Las razones que llevaron a quitarse la vida al changarín tucumano Walter Muñoz, apenas meses después de haberse convertido en héroe viral y recibir el llamado del Presidente Mauricio Macri. Una metáfora de la tragedia argentina.

El pasado 14 de octubre, Walter Monzón caminaba sin rumbo por un camino de la localidad mendocina de Tunuyán. Llegó hasta un puente, se detuvo en el medio y, sin pensarlo demasiado, tomó la decisión ahorcarse con lo único que le quedaba: su propia campera. 

Las cosas podrían haber sido distintas para este changarín y trabajador golondrina, de los tantos que patean las plantaciones del país en busca de sustento siguiendo las temporadas. Apenas unos meses antes, Walter había alcanzado la estatura de héroe al volverse viral el relato de cómo arriesgó su vida para salvar a una nena de8 años de morir ahogada en las aguas del tucumano río Gastona.

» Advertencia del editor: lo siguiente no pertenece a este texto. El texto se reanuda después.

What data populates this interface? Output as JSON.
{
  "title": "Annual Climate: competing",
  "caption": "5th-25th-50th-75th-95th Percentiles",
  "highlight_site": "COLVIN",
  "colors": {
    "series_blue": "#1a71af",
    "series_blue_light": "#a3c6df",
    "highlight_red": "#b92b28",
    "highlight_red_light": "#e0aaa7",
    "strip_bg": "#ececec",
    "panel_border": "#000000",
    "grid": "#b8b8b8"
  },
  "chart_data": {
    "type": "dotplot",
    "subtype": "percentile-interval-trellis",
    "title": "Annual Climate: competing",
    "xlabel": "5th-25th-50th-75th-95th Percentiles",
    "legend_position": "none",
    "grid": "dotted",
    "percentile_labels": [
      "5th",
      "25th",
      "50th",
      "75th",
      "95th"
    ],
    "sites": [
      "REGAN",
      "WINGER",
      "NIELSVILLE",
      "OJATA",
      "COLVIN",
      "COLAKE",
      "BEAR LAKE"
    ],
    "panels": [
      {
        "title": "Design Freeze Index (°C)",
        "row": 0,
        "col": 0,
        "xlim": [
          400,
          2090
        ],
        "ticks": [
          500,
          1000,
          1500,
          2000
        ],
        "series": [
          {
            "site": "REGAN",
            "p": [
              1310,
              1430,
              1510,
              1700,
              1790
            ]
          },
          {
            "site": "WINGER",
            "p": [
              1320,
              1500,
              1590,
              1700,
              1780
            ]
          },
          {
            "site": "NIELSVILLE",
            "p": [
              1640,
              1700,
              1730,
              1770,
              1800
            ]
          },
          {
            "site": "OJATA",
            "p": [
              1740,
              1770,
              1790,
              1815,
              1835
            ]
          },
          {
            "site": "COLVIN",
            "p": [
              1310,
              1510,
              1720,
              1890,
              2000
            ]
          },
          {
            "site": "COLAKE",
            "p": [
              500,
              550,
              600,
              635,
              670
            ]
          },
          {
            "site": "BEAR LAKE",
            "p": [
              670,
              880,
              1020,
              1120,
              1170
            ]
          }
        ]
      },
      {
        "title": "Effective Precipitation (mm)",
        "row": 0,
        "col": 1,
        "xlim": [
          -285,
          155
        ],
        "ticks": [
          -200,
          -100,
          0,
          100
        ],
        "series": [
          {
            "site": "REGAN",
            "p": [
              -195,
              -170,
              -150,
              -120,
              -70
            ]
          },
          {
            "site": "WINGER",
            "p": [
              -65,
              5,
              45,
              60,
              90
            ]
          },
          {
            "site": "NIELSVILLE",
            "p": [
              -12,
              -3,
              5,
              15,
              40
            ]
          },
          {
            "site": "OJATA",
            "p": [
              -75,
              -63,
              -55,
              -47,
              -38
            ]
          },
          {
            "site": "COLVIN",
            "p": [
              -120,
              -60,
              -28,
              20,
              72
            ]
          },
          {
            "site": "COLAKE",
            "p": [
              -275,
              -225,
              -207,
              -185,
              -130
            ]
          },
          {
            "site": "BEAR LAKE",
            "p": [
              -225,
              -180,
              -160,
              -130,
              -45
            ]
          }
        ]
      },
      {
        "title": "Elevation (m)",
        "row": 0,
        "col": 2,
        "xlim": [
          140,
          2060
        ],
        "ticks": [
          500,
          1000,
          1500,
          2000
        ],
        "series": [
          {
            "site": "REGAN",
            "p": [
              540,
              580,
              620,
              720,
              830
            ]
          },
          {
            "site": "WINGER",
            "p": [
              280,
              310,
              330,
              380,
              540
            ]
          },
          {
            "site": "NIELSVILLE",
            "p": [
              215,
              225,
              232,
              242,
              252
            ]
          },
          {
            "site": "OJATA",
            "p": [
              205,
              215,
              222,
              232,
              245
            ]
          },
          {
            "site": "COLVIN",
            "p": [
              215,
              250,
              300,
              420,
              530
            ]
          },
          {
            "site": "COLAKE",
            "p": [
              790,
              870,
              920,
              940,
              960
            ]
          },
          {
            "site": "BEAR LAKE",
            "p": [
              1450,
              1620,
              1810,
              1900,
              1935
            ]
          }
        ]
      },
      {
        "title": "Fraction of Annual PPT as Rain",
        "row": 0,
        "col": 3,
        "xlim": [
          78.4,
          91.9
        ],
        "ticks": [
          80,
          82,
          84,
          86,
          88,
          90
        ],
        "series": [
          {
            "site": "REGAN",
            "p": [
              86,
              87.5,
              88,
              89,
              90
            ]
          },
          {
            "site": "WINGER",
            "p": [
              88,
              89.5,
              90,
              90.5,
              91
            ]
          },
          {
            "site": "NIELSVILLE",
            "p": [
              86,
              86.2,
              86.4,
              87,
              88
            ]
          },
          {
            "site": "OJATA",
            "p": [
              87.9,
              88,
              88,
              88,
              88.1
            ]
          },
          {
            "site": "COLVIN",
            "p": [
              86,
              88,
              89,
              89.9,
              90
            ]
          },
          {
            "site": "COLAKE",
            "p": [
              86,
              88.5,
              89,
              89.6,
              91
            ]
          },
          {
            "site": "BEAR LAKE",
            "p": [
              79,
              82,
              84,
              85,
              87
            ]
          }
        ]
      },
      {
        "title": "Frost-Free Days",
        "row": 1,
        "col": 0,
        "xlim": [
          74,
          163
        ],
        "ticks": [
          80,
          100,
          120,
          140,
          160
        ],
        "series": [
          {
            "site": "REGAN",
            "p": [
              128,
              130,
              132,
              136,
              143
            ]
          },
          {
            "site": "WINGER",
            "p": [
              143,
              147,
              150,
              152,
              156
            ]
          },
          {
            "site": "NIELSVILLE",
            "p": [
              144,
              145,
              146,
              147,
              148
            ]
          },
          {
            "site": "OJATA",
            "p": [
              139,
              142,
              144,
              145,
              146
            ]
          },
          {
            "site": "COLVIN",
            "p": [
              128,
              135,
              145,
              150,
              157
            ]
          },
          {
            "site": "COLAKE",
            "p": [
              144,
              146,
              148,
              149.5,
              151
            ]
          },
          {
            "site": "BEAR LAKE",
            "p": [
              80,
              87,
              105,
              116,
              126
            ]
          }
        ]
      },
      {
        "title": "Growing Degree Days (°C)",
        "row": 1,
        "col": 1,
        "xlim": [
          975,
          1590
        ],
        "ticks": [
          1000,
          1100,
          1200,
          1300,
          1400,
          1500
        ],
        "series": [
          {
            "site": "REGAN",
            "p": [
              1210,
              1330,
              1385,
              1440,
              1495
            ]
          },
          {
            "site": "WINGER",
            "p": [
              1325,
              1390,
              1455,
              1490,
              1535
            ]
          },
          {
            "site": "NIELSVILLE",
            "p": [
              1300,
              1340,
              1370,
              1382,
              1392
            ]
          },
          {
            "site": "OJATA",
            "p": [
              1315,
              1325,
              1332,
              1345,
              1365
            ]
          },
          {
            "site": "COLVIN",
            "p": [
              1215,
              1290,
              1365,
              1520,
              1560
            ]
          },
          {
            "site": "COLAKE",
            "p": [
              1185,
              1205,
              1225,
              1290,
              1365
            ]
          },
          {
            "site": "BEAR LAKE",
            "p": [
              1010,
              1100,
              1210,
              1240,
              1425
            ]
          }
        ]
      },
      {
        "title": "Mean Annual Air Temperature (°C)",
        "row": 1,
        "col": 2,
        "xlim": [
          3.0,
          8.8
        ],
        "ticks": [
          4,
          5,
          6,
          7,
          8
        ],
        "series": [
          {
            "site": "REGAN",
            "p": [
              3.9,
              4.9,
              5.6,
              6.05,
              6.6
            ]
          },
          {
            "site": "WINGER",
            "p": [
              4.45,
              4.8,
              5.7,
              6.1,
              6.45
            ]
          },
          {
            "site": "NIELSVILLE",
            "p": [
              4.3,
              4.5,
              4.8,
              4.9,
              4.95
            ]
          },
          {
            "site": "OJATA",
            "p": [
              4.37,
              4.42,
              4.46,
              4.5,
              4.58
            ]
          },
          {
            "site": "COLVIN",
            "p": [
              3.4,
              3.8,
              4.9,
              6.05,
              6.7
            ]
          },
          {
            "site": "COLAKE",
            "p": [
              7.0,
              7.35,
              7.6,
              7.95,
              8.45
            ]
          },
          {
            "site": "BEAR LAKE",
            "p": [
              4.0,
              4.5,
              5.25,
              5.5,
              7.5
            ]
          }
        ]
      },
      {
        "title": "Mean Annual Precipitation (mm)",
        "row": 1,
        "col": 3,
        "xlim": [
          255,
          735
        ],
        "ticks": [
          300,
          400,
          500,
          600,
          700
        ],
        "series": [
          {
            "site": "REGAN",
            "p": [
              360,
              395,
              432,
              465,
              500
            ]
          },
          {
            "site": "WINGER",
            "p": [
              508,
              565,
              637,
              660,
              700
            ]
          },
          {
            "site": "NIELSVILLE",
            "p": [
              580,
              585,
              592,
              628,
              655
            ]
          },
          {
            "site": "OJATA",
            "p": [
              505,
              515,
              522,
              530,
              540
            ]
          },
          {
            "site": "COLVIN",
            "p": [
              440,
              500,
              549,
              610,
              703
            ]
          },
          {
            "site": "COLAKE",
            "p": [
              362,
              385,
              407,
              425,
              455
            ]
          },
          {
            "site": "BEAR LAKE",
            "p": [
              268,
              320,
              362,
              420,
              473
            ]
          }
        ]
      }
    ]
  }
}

El presidente Macri lo llamó para felicitarlo y miles de personas compartieron y celebraron su gesto en las redes sociales. Pero los vapores de la fama digital se disiparon rápidamente y la falta de oportunidades con la que convivió toda su vida volvió a alcanzarlo. La decepción de lo que pudo ser y no fue operó como la gota que rebalsa el vaso y el héroe del río Gastona se dejó vencer finalmente por la inapelable tragedia de nacer y crecer pobre en la Argentina.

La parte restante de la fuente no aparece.